An essential requirement for the large-scale adoption of Web3 is enabling users to benefit from their data even within already deployed systems. This raises an important open question: how can existing, widely adopted software verify that a user has retrieved specific data from a TLS server?

Impressive scientific results (e.g., DECO [CCS20] and the work of Xie et al. [USENIX24]) and industrial products (TLSNotary) have recently made progress in the above challenging direction. However, while they nicely leave TLS servers untouched, the retrieved data is then used in computations with verifiers that are required to run some advanced non-standardized cryptographic schemes (e.g., ZK-SNARKs), which clearly limits the large-scale adoption of the proposed technologies. In this paper, building on top of previous approaches and relying on the recent concept of Predicate Blind Signatures of Fuchsbauer and Wolf [Eurocrypt24], we bypass the limits of prior work by presenting ACTS a distributed architecture that, while still leaving TLS servers untouched, it allows a user to show possession of data retrieved from TLS servers simply requiring that the software of the verifier can check a standard signature.

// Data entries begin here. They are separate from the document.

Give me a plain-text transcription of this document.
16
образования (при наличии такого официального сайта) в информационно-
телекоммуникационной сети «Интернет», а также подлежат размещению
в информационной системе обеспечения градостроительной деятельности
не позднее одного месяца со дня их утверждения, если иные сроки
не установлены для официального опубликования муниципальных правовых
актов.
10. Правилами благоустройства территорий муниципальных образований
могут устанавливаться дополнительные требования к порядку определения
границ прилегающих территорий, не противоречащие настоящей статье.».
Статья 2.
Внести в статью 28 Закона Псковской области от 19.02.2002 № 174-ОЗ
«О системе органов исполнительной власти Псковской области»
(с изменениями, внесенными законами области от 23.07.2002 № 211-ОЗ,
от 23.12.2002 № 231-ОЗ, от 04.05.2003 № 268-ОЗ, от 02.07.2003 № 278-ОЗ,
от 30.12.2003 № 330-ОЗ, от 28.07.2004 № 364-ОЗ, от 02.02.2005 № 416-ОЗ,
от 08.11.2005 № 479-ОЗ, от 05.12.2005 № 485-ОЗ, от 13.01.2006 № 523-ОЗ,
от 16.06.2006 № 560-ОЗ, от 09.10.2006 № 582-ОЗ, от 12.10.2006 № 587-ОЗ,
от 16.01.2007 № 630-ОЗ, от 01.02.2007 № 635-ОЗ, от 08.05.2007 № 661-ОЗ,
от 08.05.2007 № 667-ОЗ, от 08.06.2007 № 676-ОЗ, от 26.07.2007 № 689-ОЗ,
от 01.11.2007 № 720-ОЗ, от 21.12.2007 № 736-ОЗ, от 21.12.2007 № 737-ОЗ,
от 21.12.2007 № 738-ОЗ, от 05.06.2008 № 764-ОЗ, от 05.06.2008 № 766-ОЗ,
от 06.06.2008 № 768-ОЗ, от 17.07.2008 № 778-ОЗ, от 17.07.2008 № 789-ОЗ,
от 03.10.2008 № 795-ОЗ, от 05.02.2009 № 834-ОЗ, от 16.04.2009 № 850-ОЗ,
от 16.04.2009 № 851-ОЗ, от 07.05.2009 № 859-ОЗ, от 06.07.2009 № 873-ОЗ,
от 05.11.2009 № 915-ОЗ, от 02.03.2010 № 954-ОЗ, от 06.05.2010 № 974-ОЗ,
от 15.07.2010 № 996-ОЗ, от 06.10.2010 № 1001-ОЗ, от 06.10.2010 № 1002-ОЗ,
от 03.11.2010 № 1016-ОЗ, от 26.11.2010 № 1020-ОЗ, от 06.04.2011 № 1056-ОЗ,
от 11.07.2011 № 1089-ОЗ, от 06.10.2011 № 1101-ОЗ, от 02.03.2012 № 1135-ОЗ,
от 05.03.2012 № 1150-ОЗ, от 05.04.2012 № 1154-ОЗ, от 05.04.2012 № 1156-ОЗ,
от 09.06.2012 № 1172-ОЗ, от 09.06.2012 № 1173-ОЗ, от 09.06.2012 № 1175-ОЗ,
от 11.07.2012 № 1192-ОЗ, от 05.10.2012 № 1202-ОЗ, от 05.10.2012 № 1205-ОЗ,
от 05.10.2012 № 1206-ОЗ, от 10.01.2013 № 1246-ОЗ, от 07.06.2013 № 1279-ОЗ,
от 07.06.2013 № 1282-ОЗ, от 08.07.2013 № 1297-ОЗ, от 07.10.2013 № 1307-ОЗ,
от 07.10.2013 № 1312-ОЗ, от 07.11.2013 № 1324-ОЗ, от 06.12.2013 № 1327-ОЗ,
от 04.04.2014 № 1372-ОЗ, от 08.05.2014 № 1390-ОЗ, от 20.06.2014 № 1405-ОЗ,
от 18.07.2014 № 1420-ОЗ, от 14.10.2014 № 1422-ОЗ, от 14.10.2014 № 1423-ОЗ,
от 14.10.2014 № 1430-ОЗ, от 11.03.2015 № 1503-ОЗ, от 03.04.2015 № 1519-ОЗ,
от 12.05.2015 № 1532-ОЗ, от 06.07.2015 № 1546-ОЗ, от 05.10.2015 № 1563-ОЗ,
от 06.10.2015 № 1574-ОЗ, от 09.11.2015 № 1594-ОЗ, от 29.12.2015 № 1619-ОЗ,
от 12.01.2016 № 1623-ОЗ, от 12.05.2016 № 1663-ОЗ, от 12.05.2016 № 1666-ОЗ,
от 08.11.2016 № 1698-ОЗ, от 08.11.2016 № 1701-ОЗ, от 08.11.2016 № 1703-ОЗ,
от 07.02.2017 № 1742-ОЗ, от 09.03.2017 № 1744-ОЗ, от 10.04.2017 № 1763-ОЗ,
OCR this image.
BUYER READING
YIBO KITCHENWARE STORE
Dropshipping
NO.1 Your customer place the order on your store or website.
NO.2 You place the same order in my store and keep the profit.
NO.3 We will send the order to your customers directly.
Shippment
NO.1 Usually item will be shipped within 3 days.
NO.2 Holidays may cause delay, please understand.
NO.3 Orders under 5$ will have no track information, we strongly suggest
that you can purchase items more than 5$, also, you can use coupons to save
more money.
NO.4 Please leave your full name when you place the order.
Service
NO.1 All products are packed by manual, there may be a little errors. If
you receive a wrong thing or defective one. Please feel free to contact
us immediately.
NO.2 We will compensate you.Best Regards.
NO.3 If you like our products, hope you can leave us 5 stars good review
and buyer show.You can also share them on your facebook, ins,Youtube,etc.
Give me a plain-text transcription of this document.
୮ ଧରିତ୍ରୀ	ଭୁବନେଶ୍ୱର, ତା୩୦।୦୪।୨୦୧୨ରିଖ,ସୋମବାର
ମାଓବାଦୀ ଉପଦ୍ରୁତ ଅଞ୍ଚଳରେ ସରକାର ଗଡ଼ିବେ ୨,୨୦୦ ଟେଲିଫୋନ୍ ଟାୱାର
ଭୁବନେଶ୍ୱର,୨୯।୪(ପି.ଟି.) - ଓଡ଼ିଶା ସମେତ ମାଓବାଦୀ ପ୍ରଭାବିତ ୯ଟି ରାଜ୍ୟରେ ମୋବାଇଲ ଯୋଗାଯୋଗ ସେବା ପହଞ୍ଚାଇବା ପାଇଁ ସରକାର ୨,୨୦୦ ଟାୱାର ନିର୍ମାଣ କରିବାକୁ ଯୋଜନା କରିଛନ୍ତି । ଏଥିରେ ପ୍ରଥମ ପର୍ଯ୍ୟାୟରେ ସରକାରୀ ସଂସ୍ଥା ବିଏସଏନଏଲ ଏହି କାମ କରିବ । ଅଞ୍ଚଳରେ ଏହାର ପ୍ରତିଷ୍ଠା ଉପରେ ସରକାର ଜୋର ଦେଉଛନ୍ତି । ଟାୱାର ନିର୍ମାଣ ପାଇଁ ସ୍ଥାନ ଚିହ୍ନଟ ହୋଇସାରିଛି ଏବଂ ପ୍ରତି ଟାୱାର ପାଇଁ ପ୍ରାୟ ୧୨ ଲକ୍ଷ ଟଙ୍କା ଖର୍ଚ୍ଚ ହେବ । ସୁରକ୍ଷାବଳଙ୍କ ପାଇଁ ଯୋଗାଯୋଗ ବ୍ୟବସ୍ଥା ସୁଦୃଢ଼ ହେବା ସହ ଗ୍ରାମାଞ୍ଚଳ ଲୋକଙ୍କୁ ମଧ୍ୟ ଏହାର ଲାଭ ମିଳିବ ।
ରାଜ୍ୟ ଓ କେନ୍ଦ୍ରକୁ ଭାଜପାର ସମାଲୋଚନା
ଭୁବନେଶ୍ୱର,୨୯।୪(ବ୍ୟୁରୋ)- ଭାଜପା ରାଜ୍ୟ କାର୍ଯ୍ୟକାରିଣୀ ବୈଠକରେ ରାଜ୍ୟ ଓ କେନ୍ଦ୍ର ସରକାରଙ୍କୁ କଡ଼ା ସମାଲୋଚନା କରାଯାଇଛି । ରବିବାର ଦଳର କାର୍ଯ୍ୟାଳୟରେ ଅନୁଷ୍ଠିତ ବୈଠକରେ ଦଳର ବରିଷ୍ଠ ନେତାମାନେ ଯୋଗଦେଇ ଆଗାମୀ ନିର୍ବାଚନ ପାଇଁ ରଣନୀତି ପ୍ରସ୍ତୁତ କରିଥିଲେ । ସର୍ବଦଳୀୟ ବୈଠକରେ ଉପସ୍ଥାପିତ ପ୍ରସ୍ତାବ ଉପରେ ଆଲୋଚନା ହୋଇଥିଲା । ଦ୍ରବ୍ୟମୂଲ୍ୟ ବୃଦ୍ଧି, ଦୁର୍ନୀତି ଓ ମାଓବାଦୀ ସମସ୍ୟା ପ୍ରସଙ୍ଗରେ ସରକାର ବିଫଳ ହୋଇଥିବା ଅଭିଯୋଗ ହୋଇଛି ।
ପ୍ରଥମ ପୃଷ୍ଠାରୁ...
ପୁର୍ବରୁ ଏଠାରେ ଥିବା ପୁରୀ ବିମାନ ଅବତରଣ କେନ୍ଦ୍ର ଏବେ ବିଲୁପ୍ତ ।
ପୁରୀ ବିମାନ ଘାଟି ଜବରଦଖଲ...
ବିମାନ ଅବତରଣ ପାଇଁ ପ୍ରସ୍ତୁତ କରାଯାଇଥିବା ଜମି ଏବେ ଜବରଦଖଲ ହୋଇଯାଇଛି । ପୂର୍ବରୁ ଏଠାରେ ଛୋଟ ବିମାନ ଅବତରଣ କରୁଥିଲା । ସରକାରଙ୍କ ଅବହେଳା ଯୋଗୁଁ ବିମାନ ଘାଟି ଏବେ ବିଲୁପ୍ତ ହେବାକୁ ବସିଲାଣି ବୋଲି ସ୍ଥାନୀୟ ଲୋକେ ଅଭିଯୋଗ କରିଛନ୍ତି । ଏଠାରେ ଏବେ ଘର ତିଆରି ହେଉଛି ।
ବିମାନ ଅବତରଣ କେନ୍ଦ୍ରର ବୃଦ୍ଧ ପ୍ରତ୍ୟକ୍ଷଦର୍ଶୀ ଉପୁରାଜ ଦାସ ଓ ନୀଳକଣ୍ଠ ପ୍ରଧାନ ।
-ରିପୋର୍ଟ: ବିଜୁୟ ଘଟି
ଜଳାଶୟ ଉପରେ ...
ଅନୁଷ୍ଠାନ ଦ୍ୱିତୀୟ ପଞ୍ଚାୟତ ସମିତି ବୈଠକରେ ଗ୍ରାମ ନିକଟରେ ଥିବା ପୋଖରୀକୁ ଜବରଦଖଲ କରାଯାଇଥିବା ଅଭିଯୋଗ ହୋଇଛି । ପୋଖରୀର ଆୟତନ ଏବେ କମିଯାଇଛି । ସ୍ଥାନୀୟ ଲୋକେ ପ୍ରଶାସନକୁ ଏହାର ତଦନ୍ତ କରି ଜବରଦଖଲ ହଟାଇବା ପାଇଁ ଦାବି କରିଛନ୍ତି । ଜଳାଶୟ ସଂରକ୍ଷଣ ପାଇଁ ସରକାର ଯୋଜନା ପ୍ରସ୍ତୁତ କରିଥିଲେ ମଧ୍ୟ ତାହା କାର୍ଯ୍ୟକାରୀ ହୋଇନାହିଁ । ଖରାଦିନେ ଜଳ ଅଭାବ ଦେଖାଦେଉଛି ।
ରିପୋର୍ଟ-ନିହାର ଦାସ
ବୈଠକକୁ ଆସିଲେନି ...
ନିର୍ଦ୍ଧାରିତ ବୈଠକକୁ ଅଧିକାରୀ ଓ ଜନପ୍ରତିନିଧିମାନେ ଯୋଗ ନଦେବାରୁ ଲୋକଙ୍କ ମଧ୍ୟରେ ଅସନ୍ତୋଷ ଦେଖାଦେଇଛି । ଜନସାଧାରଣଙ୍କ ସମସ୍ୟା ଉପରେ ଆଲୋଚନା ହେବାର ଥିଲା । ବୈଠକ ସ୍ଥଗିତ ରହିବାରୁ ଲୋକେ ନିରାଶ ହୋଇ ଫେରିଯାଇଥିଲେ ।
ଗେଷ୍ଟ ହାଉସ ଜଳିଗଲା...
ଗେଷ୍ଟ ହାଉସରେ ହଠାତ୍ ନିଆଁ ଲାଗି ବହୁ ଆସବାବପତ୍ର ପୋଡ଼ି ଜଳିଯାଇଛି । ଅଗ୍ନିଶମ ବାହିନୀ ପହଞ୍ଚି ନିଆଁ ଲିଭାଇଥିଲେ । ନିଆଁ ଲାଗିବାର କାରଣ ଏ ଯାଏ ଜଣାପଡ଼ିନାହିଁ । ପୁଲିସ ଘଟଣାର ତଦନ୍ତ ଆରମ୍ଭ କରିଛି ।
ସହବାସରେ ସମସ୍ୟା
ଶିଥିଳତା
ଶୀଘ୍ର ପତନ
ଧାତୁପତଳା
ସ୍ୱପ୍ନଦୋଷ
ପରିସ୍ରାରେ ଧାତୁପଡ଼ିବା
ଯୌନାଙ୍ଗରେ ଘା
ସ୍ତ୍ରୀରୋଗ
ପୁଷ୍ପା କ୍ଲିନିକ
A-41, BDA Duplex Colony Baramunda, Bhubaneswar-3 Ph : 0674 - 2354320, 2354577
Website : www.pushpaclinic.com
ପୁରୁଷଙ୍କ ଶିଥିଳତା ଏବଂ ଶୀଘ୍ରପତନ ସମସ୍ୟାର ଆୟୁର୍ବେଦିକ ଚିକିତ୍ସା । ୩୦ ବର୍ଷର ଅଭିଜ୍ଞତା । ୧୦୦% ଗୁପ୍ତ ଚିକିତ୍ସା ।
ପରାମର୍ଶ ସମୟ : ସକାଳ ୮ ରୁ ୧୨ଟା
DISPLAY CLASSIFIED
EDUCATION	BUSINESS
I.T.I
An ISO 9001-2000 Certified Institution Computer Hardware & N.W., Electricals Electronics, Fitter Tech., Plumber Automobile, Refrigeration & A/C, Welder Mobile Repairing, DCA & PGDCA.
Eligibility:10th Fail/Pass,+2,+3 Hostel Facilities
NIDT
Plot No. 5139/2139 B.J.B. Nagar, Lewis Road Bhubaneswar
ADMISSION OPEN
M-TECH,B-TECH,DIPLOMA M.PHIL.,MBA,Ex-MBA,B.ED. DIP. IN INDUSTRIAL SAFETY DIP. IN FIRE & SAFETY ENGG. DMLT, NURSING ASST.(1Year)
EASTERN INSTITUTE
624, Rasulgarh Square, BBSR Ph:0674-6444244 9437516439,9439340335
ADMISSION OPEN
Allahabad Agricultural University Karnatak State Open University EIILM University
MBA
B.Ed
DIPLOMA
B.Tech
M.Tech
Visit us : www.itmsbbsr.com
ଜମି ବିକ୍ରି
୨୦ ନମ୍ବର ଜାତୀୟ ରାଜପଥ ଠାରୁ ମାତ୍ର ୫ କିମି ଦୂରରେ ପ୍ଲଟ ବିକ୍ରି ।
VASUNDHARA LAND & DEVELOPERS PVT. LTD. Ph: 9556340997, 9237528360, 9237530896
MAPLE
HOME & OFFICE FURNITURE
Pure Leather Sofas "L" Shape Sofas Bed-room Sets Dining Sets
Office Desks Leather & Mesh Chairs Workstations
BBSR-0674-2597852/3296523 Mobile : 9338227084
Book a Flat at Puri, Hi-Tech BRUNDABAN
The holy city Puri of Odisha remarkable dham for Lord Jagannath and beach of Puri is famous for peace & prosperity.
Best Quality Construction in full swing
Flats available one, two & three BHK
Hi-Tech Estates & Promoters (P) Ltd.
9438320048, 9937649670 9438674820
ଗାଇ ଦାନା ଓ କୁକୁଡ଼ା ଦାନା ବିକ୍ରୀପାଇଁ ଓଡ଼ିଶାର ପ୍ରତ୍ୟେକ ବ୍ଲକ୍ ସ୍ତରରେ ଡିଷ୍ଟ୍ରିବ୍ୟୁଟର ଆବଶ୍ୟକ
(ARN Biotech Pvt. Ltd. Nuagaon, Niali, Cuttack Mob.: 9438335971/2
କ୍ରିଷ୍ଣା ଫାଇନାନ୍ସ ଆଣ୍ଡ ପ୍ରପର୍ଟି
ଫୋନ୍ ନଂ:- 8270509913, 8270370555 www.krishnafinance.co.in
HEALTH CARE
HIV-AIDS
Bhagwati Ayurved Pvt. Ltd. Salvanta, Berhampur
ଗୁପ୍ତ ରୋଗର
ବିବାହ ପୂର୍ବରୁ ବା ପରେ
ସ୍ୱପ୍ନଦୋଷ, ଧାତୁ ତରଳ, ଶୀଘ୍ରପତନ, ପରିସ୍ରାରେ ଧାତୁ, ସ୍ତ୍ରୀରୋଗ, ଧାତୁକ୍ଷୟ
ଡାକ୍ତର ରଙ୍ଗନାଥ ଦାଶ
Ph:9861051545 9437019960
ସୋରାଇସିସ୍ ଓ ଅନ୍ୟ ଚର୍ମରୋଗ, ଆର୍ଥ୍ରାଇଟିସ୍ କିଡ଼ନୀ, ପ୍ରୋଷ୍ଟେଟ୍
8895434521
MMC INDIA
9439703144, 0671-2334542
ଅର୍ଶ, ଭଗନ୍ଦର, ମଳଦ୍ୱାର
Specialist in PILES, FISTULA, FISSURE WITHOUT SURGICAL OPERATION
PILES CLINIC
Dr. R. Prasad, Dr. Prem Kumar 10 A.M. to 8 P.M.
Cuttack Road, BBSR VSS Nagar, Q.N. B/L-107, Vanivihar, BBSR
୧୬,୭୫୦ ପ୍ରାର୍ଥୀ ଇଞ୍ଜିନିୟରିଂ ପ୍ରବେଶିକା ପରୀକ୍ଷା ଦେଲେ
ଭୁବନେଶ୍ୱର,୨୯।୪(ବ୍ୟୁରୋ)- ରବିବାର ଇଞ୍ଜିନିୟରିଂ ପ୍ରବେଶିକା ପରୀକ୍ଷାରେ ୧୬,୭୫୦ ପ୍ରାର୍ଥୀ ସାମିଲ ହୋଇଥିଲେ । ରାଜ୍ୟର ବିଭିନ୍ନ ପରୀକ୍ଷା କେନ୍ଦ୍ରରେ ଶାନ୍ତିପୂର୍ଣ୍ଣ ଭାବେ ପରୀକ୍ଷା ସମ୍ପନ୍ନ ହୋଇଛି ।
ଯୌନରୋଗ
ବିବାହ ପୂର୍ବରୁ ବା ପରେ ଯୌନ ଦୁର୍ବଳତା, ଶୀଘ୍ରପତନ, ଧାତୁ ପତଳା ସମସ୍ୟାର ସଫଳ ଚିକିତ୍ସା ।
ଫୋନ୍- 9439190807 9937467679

Our contributions include a round-optimal predicate blind signature protocol that produces standard RSA-PSS signatures. We show how this primitive can be integrated into the DECO architecture (and its successors) to certify data retrieved from TLS servers. Furthermore, we have optimized our construction to make it practical on commodity hardware for a large and significant class of policies implemented by the notary (i.e., the actor that is in charge of obliviously certifying TLS data, therefore preserving data confidentiality). We provide an experimental evaluation on the simple but powerful enough use case of a PDF document downloaded from a TLS server and encoded into an AES-GCM ciphertext. The user will then get a certified PDF through a standard PADES signature added obliviously to the PDF along with some metadata by a notary service. The resulting standard signed PDF document can be transparently verified using off-the-shelf PDF readers. Our experimental validation demonstrates that our architecture is suitable for real-world deployment in concrete scenarios.